In 1848, Hannah Greener, a 15-year-old girl who was having an infected toenail removed, died after being given the anaesthetic. Her autopsy establishing the cause of death was undertaken by John Fife assisted by Robert Mortimer Glover. A number of physically fit patients died after inhaling it. In 1848, however, John Snow developed an inhaler that regulated the dosage and so successfully reduced the number of deaths. Joseph Thomas Clover improved on the design in 1862, further reducing the risk of accidental overdose.
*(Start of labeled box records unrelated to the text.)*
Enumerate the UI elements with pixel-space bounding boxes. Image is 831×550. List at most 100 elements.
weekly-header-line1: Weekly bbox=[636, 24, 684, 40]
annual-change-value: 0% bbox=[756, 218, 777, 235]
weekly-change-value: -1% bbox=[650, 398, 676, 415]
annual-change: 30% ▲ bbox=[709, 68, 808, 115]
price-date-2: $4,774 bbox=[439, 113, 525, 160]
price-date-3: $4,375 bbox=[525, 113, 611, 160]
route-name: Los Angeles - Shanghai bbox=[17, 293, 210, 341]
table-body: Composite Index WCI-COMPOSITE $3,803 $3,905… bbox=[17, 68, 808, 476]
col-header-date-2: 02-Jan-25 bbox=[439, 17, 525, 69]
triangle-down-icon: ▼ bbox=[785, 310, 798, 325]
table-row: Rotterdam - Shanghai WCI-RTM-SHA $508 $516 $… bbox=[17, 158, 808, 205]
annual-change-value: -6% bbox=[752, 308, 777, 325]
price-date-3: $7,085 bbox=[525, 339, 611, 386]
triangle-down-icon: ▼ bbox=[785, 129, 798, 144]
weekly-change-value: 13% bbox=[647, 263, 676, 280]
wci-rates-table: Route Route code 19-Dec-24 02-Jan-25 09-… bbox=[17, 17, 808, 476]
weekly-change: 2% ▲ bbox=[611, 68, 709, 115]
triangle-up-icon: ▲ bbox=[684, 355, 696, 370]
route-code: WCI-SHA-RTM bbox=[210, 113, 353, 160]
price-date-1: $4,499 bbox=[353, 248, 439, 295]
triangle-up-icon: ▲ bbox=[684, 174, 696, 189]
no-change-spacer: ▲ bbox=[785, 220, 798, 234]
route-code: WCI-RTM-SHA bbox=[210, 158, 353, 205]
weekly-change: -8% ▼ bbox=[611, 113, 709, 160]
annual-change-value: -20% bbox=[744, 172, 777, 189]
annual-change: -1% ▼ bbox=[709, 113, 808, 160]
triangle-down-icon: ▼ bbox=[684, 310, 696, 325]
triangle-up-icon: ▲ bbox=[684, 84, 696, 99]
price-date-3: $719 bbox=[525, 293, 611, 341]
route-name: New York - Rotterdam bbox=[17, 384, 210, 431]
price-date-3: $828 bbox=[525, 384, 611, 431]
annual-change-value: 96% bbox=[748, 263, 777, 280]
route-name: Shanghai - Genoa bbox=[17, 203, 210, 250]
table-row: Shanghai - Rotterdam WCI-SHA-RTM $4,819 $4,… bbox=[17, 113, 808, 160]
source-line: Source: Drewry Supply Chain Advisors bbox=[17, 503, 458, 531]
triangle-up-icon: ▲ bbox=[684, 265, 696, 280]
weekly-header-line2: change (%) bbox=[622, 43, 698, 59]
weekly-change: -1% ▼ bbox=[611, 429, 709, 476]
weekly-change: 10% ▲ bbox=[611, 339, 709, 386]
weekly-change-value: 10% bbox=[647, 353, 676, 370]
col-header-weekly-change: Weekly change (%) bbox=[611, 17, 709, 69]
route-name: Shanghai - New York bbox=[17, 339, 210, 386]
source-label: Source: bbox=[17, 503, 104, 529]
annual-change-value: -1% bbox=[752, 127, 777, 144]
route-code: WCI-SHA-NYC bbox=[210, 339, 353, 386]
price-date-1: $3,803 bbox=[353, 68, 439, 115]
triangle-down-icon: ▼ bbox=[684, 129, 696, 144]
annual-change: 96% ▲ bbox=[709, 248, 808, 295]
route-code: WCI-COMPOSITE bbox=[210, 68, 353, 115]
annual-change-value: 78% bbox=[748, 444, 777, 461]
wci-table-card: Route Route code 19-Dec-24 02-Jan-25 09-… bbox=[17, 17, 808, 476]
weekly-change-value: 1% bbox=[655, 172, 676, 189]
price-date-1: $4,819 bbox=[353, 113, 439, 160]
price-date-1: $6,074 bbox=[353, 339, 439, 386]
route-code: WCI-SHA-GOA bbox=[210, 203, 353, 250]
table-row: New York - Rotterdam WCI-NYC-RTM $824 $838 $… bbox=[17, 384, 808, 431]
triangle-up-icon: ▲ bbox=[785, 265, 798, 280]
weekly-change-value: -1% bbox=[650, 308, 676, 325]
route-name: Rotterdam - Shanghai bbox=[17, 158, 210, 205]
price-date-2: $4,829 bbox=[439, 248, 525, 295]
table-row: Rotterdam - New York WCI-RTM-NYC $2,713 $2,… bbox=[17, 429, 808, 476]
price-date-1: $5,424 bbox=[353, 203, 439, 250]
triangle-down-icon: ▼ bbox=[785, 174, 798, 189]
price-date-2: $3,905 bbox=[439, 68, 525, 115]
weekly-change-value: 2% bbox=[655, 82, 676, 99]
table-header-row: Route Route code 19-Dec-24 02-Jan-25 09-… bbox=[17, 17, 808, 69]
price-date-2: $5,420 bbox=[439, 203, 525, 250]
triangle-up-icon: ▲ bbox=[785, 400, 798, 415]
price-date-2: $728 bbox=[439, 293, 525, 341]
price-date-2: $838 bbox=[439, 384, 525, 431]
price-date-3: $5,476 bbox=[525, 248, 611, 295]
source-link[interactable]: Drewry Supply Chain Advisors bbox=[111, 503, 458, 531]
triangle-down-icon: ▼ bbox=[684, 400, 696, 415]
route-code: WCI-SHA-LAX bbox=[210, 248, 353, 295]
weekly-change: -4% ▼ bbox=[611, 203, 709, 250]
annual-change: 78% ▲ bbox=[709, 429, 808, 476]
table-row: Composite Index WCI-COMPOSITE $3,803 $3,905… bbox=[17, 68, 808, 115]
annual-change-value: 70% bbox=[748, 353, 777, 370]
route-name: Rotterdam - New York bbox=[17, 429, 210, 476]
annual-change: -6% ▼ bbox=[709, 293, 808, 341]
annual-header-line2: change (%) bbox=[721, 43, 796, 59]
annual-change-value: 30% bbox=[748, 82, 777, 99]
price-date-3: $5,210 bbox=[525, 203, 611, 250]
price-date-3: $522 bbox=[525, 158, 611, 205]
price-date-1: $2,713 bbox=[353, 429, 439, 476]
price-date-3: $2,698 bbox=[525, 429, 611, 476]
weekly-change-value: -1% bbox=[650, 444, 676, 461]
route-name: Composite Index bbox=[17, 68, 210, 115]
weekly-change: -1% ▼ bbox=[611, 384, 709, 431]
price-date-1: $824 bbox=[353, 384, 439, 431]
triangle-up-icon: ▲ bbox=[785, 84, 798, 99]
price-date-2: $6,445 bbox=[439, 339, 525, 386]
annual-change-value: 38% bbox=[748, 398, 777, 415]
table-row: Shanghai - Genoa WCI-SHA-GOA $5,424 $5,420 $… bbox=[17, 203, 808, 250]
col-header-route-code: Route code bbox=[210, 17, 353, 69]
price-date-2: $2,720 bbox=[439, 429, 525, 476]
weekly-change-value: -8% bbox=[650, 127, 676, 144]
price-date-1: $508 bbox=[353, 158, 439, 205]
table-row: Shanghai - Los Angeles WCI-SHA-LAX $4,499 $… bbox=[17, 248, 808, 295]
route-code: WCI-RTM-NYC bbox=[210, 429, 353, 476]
The opponents and supporters of chloroform disagreed on the question of whether the medical complications were due to respiratory disturbance or whether chloroform had a specific effect on the heart. Between 1864 and 1910, numerous commissions in Britain studied chloroform but failed to come to any clear conclusions. It was only in 1911 that Levy proved in experiments with animals that chloroform can cause ventricular fibrillation. Despite this, between 1865 and 1920, chloroform was used in 80 to 95% of all narcoses performed in the UK and German-speaking countries. In Germany, comprehensive surveys of the fatality rate during anaesthesia were made by Gurlt between 1890 and 1897. At the same time in the UK the medical journal The Lancet carried out a questionnaire survey and compiled a report detailing numerous adverse reactions to anesthetics, including chloroform. In 1934, Killian gathered all the statistics compiled until then and found that the chances of suffering fatal complications under ether were between 1:14,000 and 1:28,000, whereas with chloroform the chances were between 1:3,000 and 1:6,000. The rise of gas anaesthesia using nitrous oxide, improved equipment for administering anesthetics, and the discovery of hexobarbital in 1932 led to the gradual decline of chloroform narcosis.
The latest reported anaesthetic use of chloroform in the Western world dates to 1987, when the last doctor who used it retired, about 140 years after its first use.